A Closer Look at Energy

With oil recently making news highs -- and the possibility of further highs on the horizon -- it seems appropriate to look at the energy sector to see how the charts look.

First, here's a chart of oil:



Oil has been rallying all year. It came a breath away from hitting $100/bbl within the last month. Notice the clear pattern of higher highs and higher lows.

Let's take a look at various energy sectors. The charts are from Prophet which is a great sight for industry charts.



This is the only "bad" chart in the group. Notice this area has a habit of trading in ranges. It consolidated in 2006, rallied in early 2007 but now appears to be either forming a double top or another trading range.
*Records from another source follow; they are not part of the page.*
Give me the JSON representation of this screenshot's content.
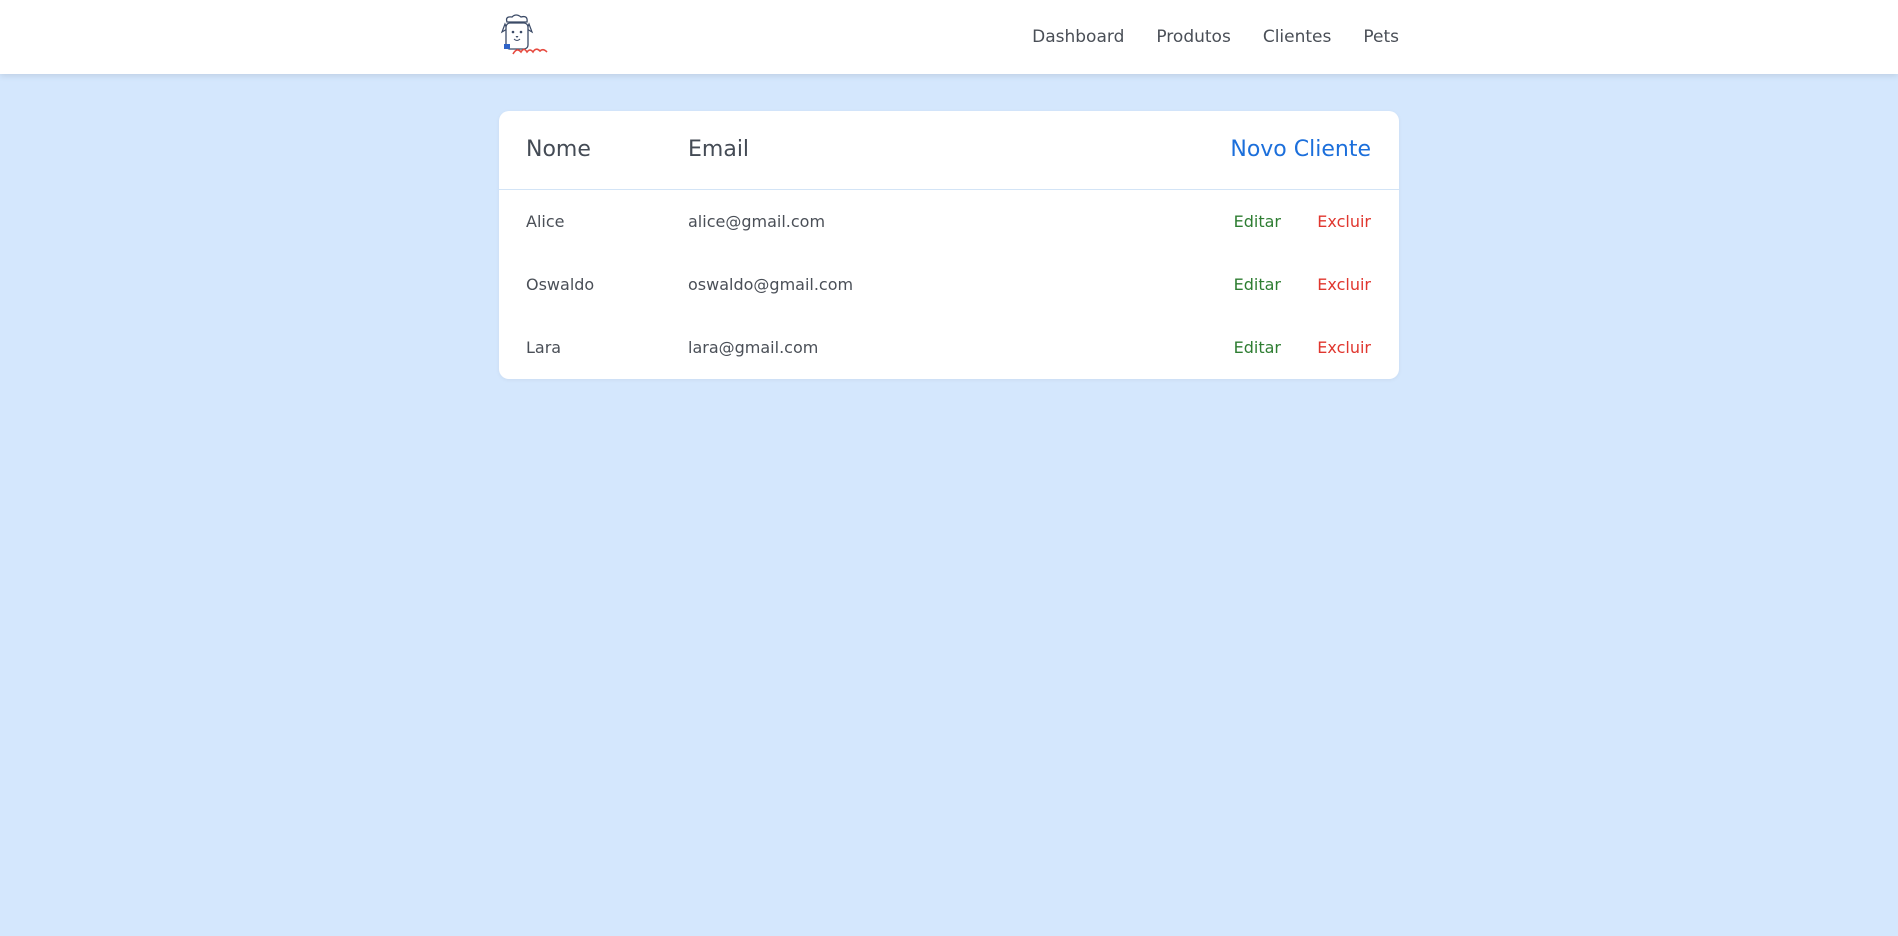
{
  "nav": {
    "logo_icon": "dog-chef-logo",
    "items": [
      {
        "label": "Dashboard"
      },
      {
        "label": "Produtos"
      },
      {
        "label": "Clientes"
      },
      {
        "label": "Pets"
      }
    ]
  },
  "table": {
    "headers": {
      "name": "Nome",
      "email": "Email"
    },
    "new_client_label": "Novo Cliente",
    "rows": [
      {
        "name": "Alice",
        "email": "alice@gmail.com",
        "edit": "Editar",
        "delete": "Excluir"
      },
      {
        "name": "Oswaldo",
        "email": "oswaldo@gmail.com",
        "edit": "Editar",
        "delete": "Excluir"
      },
      {
        "name": "Lara",
        "email": "lara@gmail.com",
        "edit": "Editar",
        "delete": "Excluir"
      }
    ]
  },
  "colors": {
    "background": "#d4e7fd",
    "accent": "#1c6fdb",
    "edit": "#2e7d32",
    "delete": "#e0362e"
  }
}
Major integrated oil (think Exxon) is in the middle of a five year rally with two primary uptrends. However, the spike the index had over the last year may need some time to dissipate before another move up happens.



Pipelines are also in the middle of a five year rally, but they too may be experiencing a double top. However, even if this index pulls back there are two uptrends it can trade to for technical support.



Independent oil and gas is also in the middle of a strong rally, but like the majors it too has had a recent spike. These can be tricky from a trading perspective. While some indexes continue to rally, others stall a bit after a big move up. Considering oil's fundamental move, it seems unlikely we'll see a big drop.



Oil and gas equipment is also in the middle of a long rally. Notice this index consolidated for most of 2006 so a further sideways consolidation wouldn't be out of the question.



Drilling and exploration is also in the middle of a rally. It recently hit a high and is backing off a bit as traders take profits.

Bottom line: the energy sector looks good, with the exception of the refiners. But even they look like a good store of value should the market become volatile.